I often get requests asking how to get started in information security. I can't blame people, it is an extremely exciting field. What I like most about it is that everything is so new; often there are no rules on how to do things. You make the rules up as you go along, almost like blazing a path in the wild jungle just as the explorers did hundreds of years ago.

Here are some suggestions on how to get started based on my experience. I feel these work regardless if you are an existing IT person or coming from a different field. Personally, my background was a History major that spent four years in the Army driving around in tanks, so if you have the passion anyone can get started in this field.

  1. First, remember that information security is a very broad field with many different areas you can get involved in, such as network security, application security, system security, database security, human security, penetration testing, forensics, or even higher level policy issues.
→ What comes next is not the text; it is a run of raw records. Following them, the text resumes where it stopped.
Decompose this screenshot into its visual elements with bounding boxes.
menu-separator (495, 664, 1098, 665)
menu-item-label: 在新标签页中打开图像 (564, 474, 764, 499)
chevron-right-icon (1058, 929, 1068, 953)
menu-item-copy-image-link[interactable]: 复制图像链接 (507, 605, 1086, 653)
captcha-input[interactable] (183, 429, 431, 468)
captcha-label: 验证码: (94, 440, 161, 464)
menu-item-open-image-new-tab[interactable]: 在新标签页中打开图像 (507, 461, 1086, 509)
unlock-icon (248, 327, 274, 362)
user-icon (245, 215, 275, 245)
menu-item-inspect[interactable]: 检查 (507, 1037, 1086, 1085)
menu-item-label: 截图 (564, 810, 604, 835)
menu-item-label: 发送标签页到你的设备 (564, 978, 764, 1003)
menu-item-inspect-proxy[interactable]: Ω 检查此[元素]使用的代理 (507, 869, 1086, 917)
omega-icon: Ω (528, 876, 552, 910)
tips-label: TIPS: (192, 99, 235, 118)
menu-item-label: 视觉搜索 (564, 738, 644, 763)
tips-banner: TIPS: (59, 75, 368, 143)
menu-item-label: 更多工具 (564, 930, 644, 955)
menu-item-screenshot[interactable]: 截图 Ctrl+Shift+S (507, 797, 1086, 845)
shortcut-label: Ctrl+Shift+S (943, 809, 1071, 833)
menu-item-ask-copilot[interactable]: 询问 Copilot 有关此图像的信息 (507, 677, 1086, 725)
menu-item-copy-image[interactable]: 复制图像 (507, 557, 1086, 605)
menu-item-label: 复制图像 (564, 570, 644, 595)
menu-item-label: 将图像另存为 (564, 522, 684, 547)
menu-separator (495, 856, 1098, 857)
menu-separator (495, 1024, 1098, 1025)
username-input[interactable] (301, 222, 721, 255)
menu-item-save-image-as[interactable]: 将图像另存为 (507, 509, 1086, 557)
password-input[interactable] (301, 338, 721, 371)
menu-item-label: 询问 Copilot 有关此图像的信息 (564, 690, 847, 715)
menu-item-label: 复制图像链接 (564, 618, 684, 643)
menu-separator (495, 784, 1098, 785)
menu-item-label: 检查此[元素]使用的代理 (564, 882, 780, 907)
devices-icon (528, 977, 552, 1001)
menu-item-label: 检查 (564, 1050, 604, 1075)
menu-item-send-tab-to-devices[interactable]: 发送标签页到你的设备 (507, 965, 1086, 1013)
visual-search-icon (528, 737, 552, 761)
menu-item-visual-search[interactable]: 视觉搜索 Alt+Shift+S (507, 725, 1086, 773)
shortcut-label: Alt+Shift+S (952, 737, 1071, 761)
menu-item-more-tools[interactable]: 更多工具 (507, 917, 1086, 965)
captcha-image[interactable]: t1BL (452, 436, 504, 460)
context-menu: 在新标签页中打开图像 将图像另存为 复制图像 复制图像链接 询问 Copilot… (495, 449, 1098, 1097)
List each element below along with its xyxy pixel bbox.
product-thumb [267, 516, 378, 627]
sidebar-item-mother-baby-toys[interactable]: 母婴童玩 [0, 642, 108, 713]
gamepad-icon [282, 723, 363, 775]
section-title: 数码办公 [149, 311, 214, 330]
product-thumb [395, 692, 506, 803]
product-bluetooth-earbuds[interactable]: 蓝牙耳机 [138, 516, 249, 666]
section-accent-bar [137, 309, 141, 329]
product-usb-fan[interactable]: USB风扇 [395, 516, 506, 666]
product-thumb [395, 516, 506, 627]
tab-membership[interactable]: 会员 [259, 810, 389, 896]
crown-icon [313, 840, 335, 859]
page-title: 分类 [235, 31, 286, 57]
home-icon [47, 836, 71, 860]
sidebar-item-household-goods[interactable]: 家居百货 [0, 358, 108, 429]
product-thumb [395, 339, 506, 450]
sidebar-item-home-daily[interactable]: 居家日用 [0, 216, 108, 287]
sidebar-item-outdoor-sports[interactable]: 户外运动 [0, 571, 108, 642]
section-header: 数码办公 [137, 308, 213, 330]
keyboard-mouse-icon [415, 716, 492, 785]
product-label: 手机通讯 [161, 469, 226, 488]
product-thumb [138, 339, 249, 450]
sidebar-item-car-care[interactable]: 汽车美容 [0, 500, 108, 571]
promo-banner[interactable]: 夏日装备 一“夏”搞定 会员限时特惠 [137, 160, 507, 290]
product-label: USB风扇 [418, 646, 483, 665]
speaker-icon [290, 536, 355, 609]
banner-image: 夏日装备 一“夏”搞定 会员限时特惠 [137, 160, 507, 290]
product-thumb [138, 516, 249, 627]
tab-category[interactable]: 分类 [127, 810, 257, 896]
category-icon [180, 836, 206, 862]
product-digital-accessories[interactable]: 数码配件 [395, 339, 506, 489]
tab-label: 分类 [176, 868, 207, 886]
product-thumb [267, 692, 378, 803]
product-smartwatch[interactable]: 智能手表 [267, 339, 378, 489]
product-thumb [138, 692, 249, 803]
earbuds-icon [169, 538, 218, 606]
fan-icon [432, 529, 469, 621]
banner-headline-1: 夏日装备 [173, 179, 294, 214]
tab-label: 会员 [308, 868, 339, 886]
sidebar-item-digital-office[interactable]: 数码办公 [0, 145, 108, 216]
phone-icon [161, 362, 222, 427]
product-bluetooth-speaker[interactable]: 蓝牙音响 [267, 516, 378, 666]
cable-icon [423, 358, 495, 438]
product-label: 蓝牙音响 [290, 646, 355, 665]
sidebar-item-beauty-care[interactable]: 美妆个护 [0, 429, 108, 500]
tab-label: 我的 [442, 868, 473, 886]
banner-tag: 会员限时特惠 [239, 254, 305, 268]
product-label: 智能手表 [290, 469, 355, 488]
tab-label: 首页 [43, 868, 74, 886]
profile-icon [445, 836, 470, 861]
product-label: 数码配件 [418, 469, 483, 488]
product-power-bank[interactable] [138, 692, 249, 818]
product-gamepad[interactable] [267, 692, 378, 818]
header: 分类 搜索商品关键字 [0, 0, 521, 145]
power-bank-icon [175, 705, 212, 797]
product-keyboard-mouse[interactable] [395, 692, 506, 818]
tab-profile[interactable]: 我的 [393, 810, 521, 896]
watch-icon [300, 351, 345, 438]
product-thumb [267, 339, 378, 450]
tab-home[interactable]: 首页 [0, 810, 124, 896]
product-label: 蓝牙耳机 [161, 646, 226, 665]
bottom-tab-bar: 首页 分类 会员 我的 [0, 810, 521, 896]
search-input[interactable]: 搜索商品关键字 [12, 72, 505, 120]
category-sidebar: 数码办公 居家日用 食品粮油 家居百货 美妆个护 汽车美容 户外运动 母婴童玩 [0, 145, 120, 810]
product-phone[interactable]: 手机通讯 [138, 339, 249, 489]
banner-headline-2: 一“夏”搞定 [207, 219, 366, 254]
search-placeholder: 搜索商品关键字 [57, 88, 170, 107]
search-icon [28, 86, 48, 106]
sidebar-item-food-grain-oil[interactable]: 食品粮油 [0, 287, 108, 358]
Start exploring and researching the different areas and see what interests you the most. Passion is key here, if you are not passionate about an area you will not be good in it. Also, the information security field has quickly grown very large, at some point you have to start focusing and specializing.
  2. The best way I have found to get good at security is learning how things work. Beginners often want to jump in and start breaking things. Professionals know that you need the foundation of how things work. Once you learn how things work, that foundation combined with a healthy dose of curiosity and initiative will teach you how to break things. If network security interests you, learn everything you can about how networks and packets work. Tools like Wireshark should be your friend. If application security interests you learn everything you can about coding. If system or database security interests you, learn everything you can about how those systems work. Setup your own lab and play with the technologies in your field (Amazon cloud anyone), read books and follow the blogs on leading experts in those areas. Think like a 3 year old, become a sponge and absorb everything you can.
  3. Once you have the foundation start reaching out to the community. Join maillists or forums that specialize in your area such as the Honeynet Project or attend conferences and talks that interest you such as the SANS Institute. In addition, volunteer your time and effort. For example if there are any key tools in your field, offer to help coding patches, writing documentation or testing the tools and providing feedback. As you learn more start publishing whitepapers or tools that can help others, perhaps help with and even present at security conferences. My experience has been the more you contribute to the community, the more you get back.
  4. Once you start becoming involved, you have to be very active to stay current. What you know now has a half life of about 18 months. Technology and threats change at a mind-blowing pace in this field. Be prepared to be watching and learning on a daily basis. You will never know it all.